Table of Contents
tpm, or the Tungsten Package Manager, is a complete configuration, installation and deployment tool for Tungsten Clustering. It includes some utility commands to simplify those and other processes. In order to provide a stable system, all configuration changes must be completed using tpm. tpm makes use of ssh enabled communication and the sudo support as required by the Appendix C, Prerequisites.
tpm can operate in two different ways when performing a deployment:
tpm staging configuration — a tpm configuration is created by defining the command-line arguments that define the deployment type, structure and any additional parameters. tpm then installs all the software on all the required hosts by using ssh to distribute Tungsten Clustering and the configuration, and optionally automatically starts the services on each host. tpm manages the entire deployment, configuration and upgrade procedure.

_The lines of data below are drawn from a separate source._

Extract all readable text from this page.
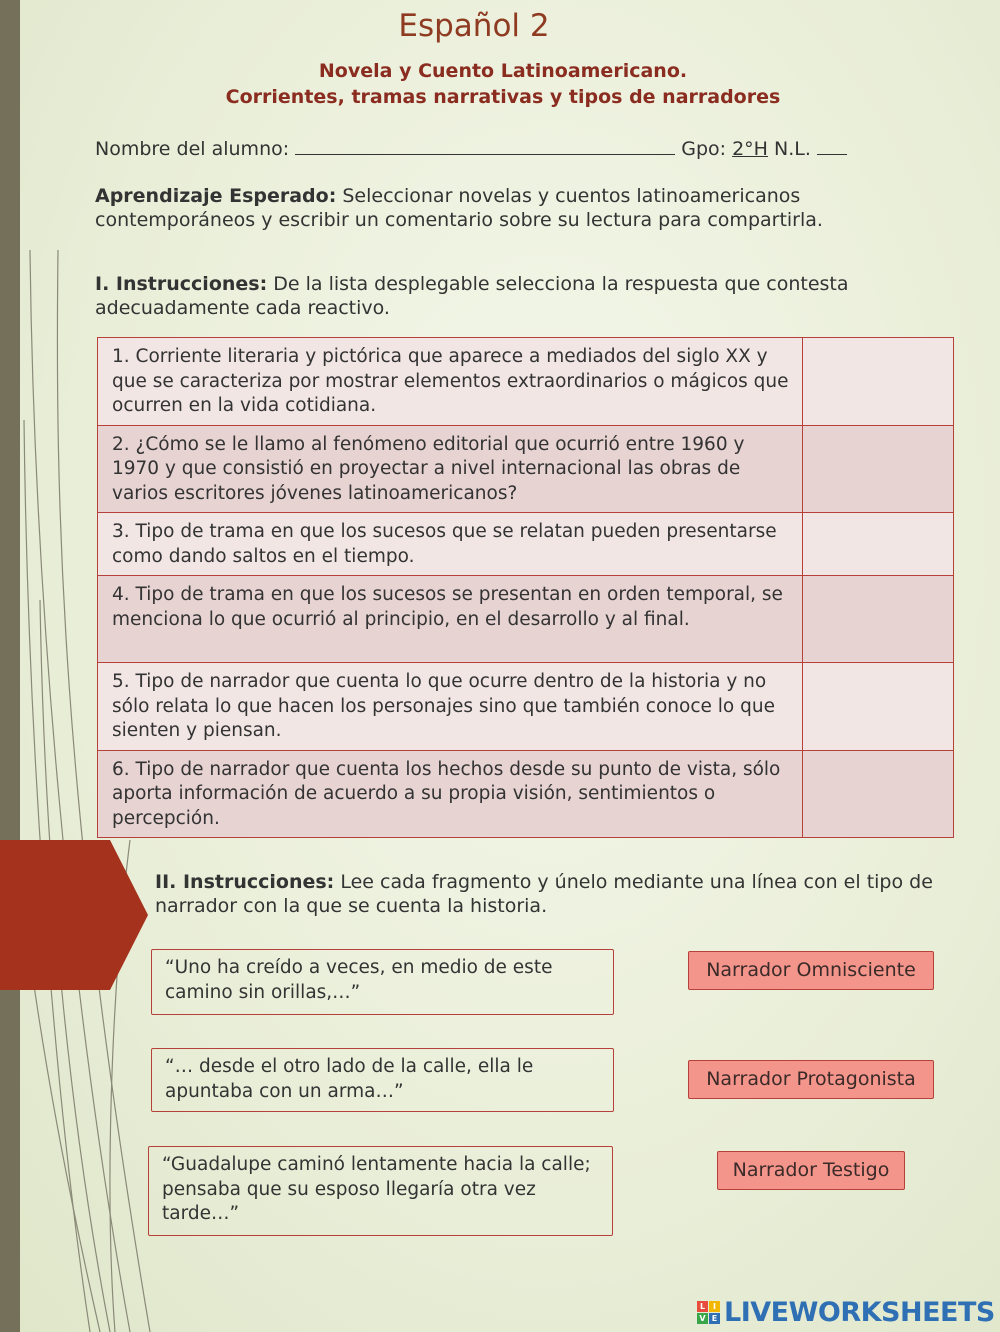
Español 2
Novela y Cuento Latinoamericano.
Corrientes, tramas narrativas y tipos de narradores
Nombre del alumno:	Gpo: 2°H N.L.
Aprendizaje Esperado: Seleccionar novelas y cuentos latinoamericanos
contemporáneos y escribir un comentario sobre su lectura para compartirla.
I. Instrucciones: De la lista desplegable selecciona la respuesta que contesta
adecuadamente cada reactivo.
1. Corriente literaria y pictórica que aparece a mediados del siglo XX y que se caracteriza por mostrar elementos extraordinarios o mágicos que ocurren en la vida cotidiana.	
2. ¿Cómo se le llamo al fenómeno editorial que ocurrió entre 1960 y 1970 y que consistió en proyectar a nivel internacional las obras de varios escritores jóvenes latinoamericanos?	
3. Tipo de trama en que los sucesos que se relatan pueden presentarse como dando saltos en el tiempo.	
4. Tipo de trama en que los sucesos se presentan en orden temporal, se menciona lo que ocurrió al principio, en el desarrollo y al final.	
5. Tipo de narrador que cuenta lo que ocurre dentro de la historia y no sólo relata lo que hacen los personajes sino que también conoce lo que sienten y piensan.	
6. Tipo de narrador que cuenta los hechos desde su punto de vista, sólo aporta información de acuerdo a su propia visión, sentimientos o percepción.	
II. Instrucciones: Lee cada fragmento y únelo mediante una línea con el tipo de
narrador con la que se cuenta la historia.
“Uno ha creído a veces, en medio de este camino sin orillas,…”
“… desde el otro lado de la calle, ella le apuntaba con un arma…”
“Guadalupe caminó lentamente hacia la calle; pensaba que su esposo llegaría otra vez tarde…”
Narrador Omnisciente
Narrador Protagonista
Narrador Testigo
L I
V E LIVEWORKSHEETS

configuration — tpm uses an
INI file to configure the service on
the local host. The
INI file must be
create on each host that will run Tungsten Clustering. tpm
only manages the services on the local host; in a multi-host deployment,
upgrades, updates, and configuration must be handled separately on each
For a more detailed comparison of the two systems, see
Section 9.1, “Comparing Staging and
During the staging-based configuration, installation and deployment, the tpm tool works as follows:
tpm creates a local configuration file that contains the basic configuration information required by tpm. This configuration declares the basic parameters, such as the list of hosts, topology requirements, username and password information. These parameters describe top-level information, which tpm translates into more detailed configuration according to the topology and other settings.
Within staging-based configuration, each host is accessed (using ssh), and various checks are performed, for example, checking database configuration, whether certain system parameters match required limits, and that the environment is suitable for running Tungsten Clustering.

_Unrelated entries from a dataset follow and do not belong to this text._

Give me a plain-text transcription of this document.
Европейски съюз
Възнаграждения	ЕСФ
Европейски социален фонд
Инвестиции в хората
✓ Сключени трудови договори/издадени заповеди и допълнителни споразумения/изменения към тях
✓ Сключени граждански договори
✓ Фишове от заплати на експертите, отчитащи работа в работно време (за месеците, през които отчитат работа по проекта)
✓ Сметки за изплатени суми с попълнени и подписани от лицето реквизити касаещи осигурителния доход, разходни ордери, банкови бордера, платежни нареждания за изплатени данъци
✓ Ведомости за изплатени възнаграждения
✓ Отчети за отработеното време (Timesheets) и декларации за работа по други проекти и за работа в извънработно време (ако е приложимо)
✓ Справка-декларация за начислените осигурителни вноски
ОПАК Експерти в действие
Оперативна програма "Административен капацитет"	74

During an installation or upgrade, tpm copies the current distribution to each remote host.
The core configuration file is then used to translate a number of template files within the configuration of each component of the system into the configuration properties files used by Tungsten Clustering. The configuration information is shared on every configured host within the service; this ensures that in the event of a host failure, the configuration can be recovered.

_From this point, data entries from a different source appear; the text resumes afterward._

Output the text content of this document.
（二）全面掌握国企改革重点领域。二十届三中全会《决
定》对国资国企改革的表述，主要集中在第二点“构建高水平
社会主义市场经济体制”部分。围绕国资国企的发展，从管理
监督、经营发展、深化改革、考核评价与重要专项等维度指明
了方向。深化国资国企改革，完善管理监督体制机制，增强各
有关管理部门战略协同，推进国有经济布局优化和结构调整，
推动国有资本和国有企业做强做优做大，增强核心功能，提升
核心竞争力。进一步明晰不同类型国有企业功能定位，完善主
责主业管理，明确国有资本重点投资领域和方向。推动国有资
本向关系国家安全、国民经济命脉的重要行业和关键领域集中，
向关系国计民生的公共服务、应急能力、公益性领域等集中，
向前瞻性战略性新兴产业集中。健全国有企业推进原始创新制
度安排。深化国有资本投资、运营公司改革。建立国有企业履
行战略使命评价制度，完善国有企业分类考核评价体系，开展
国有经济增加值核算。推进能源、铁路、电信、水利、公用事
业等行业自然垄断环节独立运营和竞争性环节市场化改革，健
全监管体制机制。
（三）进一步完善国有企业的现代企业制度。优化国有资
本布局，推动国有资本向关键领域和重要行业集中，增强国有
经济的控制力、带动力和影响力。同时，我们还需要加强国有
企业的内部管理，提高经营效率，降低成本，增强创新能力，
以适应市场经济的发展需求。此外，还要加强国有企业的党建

The components of Tungsten Clustering are then started (installation) or restarted according to the configuration options.
Where possible, these steps are conducted in parallel to speed up the process and limit the interruption to services and operations.
This method of operation ensures:
Active configurations and properties are not updated until validation is completed. This prevents a running Tungsten Clustering installation from being affected by an incompatible or potentially dangerous change to the configuration.
Enables changes to be made to the staging configuration before the configuration is deployed.
Services are not stopped/restarted unnecessarily.
During an upgrade or update, the time required to reconfigure and restart is kept to a minimum.
Because of this safe approach to performing configuration, downtime is minimized, and the configuration is always based on files that are separate from, and independent of, the live configuration.
tpm always creates the active configuration from the combination of the template files and parameters given to tpm. This means that changes to the underlying property files with the Tungsten Clustering configuration are overwritten by tpm when the service is configured or updated.
In addition to the commands that tpm supports for the installation and configuration, the command also supports a number of other utility and information modes, for example, the fetch command retrieves existing configuration information to your staging, while query returns information about an active configuration.
Using tpm is divided up between the commands that define the operation the command will perform, which are covered in Section 9.5, “tpm Commands”; configuration options, which determine the parameters that configure individual services, which are detailed in Section 9.8, “tpm Configuration Options”; and the options that alter the way tpm operates, covered in Section 9.3, “tpm Staging Configuration”.